CASEY, APPELLANT, v. HUDSON, Warden, Appellee.

No. 2006-1970.Supreme Court of Ohio.Submitted February 28, 2007.
Decided April 4, 2007.

APPEAL from the Court of Appeals for Richland County, No. 06-CA-76.

Per Curiam.

{¶ 1} This is an appeal from a judgment dismissing a habeas corpus petition. We affirm.

{¶ 2} In 2002, the Stark County Court of Common Pleas convicted appellant, Thomas E. Casey, of three counts of rape and sentenced him to an aggregate term of life in prison. In 2006, Casey filed a petition in the court of appeals for a writ of habeas corpus to compel his release from prison. Casey claimed that he was denied his right to counsel at the trial court hearing at which he pleaded guilty to the charged offenses and was sentenced. The sentencing entry indicates, however, that his counsel was present at the hearing. The court of appeals dismissed the petition.
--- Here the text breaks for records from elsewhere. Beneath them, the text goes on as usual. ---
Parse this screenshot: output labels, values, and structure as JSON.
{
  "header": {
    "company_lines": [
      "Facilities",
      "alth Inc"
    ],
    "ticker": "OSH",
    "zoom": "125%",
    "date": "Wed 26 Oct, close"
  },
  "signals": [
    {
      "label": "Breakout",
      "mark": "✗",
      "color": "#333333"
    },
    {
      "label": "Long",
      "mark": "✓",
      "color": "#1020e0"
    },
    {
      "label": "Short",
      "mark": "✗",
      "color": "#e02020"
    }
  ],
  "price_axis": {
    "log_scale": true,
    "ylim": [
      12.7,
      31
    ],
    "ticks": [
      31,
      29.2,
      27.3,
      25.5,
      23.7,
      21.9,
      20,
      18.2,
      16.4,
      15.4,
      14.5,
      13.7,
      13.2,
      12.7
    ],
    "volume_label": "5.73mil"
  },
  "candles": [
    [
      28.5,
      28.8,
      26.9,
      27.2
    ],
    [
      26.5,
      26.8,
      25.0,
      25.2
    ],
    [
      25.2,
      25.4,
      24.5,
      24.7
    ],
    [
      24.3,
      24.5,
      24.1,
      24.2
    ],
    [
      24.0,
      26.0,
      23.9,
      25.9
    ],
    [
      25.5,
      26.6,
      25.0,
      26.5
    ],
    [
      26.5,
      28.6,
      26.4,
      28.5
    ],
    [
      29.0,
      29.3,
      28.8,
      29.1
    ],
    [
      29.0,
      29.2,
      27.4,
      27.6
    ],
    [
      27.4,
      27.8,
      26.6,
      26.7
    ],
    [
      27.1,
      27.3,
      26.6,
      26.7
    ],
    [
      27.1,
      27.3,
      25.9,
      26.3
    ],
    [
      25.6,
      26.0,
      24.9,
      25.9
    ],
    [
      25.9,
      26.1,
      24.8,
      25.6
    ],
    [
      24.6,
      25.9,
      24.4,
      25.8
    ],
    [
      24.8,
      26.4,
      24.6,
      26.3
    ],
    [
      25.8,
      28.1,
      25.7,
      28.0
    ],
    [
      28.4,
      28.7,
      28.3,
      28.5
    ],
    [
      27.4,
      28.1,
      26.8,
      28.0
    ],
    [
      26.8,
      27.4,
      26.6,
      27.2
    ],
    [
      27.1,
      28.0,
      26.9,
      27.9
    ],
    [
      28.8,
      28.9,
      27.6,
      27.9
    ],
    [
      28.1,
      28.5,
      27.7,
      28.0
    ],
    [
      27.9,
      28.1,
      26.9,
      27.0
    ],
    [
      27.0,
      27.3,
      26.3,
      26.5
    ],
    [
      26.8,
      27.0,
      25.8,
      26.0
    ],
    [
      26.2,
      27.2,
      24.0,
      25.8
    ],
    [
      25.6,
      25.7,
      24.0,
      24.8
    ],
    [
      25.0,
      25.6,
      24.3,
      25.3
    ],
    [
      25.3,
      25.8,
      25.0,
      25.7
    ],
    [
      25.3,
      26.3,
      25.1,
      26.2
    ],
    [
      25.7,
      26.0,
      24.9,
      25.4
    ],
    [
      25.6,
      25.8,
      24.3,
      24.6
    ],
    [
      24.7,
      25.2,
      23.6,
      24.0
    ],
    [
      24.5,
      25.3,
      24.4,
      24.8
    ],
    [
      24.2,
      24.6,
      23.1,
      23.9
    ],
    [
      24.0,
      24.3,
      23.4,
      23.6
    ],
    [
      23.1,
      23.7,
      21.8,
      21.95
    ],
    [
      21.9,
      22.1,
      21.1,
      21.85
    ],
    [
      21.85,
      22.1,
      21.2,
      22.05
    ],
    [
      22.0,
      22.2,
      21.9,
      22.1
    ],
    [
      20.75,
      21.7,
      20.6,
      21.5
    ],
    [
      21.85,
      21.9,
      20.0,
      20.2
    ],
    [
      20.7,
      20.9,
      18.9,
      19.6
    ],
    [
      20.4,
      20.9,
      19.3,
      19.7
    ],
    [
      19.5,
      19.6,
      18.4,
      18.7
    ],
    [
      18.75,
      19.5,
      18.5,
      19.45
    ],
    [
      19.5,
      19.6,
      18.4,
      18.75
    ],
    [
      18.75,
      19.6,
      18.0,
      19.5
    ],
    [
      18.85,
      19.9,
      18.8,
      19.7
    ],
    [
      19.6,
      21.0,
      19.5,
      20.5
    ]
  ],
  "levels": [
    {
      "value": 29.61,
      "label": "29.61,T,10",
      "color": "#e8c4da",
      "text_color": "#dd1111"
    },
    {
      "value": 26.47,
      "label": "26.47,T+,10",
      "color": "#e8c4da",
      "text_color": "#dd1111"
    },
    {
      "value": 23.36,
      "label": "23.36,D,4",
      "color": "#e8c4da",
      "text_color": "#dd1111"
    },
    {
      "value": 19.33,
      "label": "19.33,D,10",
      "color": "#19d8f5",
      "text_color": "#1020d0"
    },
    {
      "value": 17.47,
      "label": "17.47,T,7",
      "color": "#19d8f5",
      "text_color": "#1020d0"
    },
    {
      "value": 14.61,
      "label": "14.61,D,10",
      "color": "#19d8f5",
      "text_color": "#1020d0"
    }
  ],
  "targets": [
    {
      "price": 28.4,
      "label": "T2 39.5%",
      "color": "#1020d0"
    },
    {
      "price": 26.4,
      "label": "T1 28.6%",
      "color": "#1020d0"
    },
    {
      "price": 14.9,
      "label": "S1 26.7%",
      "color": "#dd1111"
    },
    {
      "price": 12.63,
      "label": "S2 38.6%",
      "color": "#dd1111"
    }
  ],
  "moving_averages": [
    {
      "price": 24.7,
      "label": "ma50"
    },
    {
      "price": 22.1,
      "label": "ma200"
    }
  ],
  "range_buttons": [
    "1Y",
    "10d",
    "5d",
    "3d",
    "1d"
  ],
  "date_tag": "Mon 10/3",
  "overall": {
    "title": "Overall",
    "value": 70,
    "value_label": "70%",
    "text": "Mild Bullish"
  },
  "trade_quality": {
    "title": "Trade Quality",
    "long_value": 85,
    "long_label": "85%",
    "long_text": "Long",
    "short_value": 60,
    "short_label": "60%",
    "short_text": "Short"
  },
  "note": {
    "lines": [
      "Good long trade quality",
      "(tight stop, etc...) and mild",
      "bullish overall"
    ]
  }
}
{¶ 3} The court of appeals correctly dismissed the petition. “Claims involving the ineffective assistance of counsel or the alleged denial of the right to counsel

Page 167

are not cognizable in habeas corpus.” Bozsik v. Hudson, 110 Ohio St.3d 245, 2006-Ohio-4356, 852 N.E.2d 1200, ¶ 7. Casey had an adequate remedy for the claimed deprivation of his right to counsel by way of appeal or postconviction relief Tucker v. Collins (1992), 64 Ohio St.3d 77, 78, 591 N.E.2d 1241. Casey’s reliance on federal cases indicating a right to raise this claim in federal habeas corpus cases does not warrant a different result, because “the state writ of habeas corpus is not coextensive with the federal writ.”State ex rel. Smirnoff v. Greene (1998), 84 Ohio St.3d 165, 168, 702 N.E.2d 423.

{¶ 4} Therefore, we affirm the judgment of the court of appeals.

Judgment affirmed.

MOYER, C.J., PFEIFER, LUNDBERG STRATTON, O’CONNOR, O’DONNELL, LANZINGER and CUPP, JJ., concur.

Thomas E. Casey, pro se.

Marc Dann, Attorney General, and Diane Mallory, Assistant Attorney General, for appellee.